If you want to try high-quality voice recognition without buying anything, good luck. Sure, you can borrow speech recognition from your phone or force some virtual assistants on a Raspberry Pi to do the processing for you, but they’re not good for major work that you don’t want to be tied to a closed source. solution. OpenAI introduced Whisper, which they claim is an open source neural network that “approaches human-level robustness and accuracy in English speech recognition.” It seems to work in other languages at least.
If you try the demos, you’ll see that speaking fast or with a nice accent doesn’t seem to affect the results. The post mentions that it was trained on 680,000 hours of supervised data. If you had to talk to an AI that much, it would take you 77 years without sleep!

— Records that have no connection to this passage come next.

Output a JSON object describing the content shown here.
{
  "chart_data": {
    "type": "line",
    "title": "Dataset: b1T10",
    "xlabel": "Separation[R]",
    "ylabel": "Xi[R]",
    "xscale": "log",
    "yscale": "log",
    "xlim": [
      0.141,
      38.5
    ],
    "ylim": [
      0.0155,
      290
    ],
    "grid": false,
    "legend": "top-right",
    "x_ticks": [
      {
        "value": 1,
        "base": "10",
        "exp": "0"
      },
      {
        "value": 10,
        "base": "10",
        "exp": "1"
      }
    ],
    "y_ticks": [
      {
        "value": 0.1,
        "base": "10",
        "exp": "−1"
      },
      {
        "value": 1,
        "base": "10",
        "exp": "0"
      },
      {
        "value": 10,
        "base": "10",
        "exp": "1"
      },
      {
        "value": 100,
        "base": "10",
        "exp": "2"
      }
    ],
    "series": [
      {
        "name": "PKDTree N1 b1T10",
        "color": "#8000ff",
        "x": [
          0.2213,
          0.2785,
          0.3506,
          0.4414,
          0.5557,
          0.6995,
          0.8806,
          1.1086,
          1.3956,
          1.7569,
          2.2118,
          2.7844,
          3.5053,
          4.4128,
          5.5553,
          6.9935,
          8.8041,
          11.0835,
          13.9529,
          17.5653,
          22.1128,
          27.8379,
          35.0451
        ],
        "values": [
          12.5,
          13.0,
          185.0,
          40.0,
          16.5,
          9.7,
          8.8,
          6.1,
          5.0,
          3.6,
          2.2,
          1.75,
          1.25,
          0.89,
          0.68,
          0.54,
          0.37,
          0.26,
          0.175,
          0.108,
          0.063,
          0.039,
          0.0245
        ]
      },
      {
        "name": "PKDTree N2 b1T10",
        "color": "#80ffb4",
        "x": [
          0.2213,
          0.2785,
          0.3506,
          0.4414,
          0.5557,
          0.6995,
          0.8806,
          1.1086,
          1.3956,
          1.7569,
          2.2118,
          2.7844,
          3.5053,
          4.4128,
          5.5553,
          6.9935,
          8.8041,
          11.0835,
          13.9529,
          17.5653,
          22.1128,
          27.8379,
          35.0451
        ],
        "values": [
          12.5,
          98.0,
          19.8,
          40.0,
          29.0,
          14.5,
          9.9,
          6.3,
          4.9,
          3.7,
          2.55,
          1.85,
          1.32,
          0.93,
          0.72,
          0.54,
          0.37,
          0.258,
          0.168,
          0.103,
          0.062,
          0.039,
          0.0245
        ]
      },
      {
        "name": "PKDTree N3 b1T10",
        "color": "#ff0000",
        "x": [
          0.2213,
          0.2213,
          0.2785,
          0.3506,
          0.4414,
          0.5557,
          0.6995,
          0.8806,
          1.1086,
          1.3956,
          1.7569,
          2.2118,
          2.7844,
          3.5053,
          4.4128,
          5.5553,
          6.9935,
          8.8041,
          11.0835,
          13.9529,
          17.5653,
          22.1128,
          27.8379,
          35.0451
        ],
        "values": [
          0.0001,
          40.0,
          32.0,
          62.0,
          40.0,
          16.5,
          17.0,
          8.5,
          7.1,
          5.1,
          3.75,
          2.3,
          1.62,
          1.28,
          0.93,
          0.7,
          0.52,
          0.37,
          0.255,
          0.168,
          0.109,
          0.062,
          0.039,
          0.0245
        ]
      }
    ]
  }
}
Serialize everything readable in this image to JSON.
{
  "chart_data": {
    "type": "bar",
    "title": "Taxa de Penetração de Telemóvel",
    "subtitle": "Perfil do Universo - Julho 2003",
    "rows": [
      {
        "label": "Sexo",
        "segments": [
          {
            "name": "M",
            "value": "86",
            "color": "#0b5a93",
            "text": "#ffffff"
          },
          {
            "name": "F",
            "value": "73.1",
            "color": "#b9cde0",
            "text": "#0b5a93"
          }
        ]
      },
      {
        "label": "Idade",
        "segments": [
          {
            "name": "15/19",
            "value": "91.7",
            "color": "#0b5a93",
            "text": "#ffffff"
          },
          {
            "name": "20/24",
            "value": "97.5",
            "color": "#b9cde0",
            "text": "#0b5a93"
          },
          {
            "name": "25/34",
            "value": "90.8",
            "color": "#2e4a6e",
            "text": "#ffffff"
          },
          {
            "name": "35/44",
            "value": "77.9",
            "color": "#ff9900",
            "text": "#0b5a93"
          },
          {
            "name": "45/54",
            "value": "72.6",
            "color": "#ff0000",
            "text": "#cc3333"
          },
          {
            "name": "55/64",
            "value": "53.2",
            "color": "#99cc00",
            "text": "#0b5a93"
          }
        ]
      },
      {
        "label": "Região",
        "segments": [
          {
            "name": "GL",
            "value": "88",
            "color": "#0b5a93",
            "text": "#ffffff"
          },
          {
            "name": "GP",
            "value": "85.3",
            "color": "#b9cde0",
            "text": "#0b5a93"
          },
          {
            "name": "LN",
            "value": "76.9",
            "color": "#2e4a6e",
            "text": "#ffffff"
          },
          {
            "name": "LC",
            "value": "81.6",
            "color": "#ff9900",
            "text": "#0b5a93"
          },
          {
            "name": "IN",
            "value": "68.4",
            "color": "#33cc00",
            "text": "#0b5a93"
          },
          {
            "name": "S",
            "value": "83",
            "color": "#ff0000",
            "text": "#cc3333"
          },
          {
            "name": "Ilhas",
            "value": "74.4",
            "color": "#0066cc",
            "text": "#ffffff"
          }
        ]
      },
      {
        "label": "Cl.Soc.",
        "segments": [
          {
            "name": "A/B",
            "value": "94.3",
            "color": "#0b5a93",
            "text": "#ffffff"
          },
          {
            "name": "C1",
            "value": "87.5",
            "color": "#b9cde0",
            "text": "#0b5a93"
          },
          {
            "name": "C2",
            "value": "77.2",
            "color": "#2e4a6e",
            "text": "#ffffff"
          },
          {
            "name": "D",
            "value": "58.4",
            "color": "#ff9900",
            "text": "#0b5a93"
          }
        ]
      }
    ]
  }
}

Internally, speech is split into 30-second bites that feed a spectrogram. Encoders process the spectrogram and decoders digest the results using some predictions and other heuristics. About a third of the data came from non-English speaking sources and were then translated. You can read the paper about how generalized training underperforms some specially trained models on standard benchmarks, but they think Whisper does better on random speech beyond certain benchmarks.
The size of the model in the “minute” variant is still 39 megabytes, and the “large” variant is over a gig and a half. So this probably won’t run on Arduino any time soon. If you want to code, though, it’s all on GitHub.
There are other solutions, but not as robust. If you want to go the assistant-based route, here are some inspirations.